When I was in college, we’d go to the Sarasota or Bradenton Walmart and buy DVDs that were on sale. Things we might not have even seen before, because they’d be in the $10 or less range. That was a peak time for home video because so many titles were re-released on DVD, and with so many editions, that there was always something coming out to buy. With the relatively pricey rental options, it was always a good idea to be on the lookout for titles that could be added to your personal library.

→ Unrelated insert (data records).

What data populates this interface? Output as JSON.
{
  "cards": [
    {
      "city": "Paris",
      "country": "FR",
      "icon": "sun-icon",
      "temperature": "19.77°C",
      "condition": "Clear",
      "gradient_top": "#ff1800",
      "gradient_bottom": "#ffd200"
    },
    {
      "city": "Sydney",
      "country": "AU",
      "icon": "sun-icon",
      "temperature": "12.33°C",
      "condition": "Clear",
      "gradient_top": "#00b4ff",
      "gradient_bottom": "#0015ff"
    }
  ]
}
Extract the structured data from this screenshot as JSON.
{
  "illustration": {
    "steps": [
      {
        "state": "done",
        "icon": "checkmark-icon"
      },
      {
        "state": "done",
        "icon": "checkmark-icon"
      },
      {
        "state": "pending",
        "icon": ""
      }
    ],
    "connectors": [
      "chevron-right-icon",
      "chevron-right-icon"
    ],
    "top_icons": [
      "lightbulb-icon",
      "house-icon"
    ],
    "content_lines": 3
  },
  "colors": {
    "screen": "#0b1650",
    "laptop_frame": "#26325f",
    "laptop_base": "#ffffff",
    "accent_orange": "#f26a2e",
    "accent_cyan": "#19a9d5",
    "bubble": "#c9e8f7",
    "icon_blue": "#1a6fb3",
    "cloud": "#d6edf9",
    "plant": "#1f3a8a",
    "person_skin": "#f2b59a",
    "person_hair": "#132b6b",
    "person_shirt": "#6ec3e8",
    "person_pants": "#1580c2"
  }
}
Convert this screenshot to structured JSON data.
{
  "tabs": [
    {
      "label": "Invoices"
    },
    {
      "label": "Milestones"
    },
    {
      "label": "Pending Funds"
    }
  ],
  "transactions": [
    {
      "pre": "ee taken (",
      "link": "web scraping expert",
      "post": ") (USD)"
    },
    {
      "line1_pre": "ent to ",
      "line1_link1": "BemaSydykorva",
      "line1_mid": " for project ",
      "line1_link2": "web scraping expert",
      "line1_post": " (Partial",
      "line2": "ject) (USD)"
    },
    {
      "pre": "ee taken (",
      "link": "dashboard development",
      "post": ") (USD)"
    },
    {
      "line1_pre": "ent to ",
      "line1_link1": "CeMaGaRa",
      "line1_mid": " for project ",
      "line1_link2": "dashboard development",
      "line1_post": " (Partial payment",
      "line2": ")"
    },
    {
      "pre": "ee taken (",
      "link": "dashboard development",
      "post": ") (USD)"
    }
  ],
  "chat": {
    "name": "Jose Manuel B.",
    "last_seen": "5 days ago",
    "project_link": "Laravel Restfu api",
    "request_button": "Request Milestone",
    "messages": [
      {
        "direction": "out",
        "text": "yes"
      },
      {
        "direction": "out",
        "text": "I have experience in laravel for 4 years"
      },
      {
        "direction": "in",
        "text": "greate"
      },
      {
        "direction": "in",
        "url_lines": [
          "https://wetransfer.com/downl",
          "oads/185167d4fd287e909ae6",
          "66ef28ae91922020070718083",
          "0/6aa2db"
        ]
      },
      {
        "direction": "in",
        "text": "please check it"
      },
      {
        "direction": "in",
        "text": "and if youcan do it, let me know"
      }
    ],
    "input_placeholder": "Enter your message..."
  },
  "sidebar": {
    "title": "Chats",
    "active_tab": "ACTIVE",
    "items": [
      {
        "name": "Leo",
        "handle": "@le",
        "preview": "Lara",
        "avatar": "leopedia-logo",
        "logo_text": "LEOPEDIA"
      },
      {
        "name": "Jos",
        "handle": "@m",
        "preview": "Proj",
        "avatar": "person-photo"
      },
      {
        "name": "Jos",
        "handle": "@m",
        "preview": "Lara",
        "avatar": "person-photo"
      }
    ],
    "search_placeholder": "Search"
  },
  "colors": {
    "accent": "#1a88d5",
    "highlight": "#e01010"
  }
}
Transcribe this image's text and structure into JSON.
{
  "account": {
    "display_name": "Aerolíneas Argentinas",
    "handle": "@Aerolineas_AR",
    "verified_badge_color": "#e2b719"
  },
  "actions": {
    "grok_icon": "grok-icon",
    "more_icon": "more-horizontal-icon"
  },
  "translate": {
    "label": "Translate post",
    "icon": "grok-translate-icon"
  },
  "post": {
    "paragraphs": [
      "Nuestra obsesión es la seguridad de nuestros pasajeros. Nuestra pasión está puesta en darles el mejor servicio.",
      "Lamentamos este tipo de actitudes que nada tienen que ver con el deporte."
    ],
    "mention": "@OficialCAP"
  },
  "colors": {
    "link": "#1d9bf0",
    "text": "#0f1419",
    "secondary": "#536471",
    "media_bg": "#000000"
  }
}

Then HD TV sets started to hit their stride and the studios wanted to sell discs that would play HD. They botched this really hard with two, competing, onerous disc formats that were priced higher than DVDs, to protect the existing DVD prices. Consumers were also getting used to consuming media on-the-go thanks to smartphones. Coincidentally, the global economy fell off a cliff during the same period. Oops. It’s no surprise that this devastated the home video sales market. Efforts to fix this have been systems like UltraViolet, where almost nothing played UltraViolet movies. Even Warner Bros. is participating in Movies Anywhere, and Kevin Tsujihara (WB CEO) was perhaps the biggest champion of UltraViolet.

Movies Anywhere is a return to focusing on selling content by reducing friction, but updated for the contemporary time instead of DVD sale bins. It signals to the customer that the movie they bought has value. Not just value on a particular, restrictive platform. It makes it seem like it’s not as ephemeral as Netflix, Amazon Prime, or Hulu library content. It’s also not as fiddly as buying and ripping Blu-Rays for Plex. It’s a reason to shop for things to watch because the friction is so low.

I do wonder what the long term effects of this will be beyond movie sales. It’s possible that we’ll see fewer movies appearing on streaming services now that it’s more reasonable to buy a title, and a bigger shift to episodic programming. It’s also possible it could have a huge impact on the streaming hardware people buy to view titles. If you have a huge iTunes library, but don’t want to spend $180-$200 on an Apple TV to stream those titles, you can buy a 4K HDR Roku, or 4K HDR Fire TV for less than half that device cost. Several TV manufacturers have been integrating more robust connected services in their panels than what they previously offered - like Roku, or Fire OS. As Roku’s CEO, Anthony Wood, pointed out to Variety, one in five smart TVs sold in the U.S. this year ran Roku’s software. Roku offers support for Vudu, Amazon, and Google Play. Any of those will have Movies Anywhere content. Roku’s platform is certainly not my preferred way to watch media, but it’s proven to be more than palatable with 37% of all streaming devices owned by U.S. broadband households.

There are, of course, reasons to buy an Apple TV beyond iTunes movies (and there will probably continue to be once Apple releases their self-financed episodic programming next fall or the year after), but in multi-TV households, maybe people will save $180 per room if they don’t need to watch Amazing Stories and play exactly one game that’s a timed exclusive in that particular room. That’s money that could be spent on about 10-18 movies to watch anywhere. Money the studios would love to receive.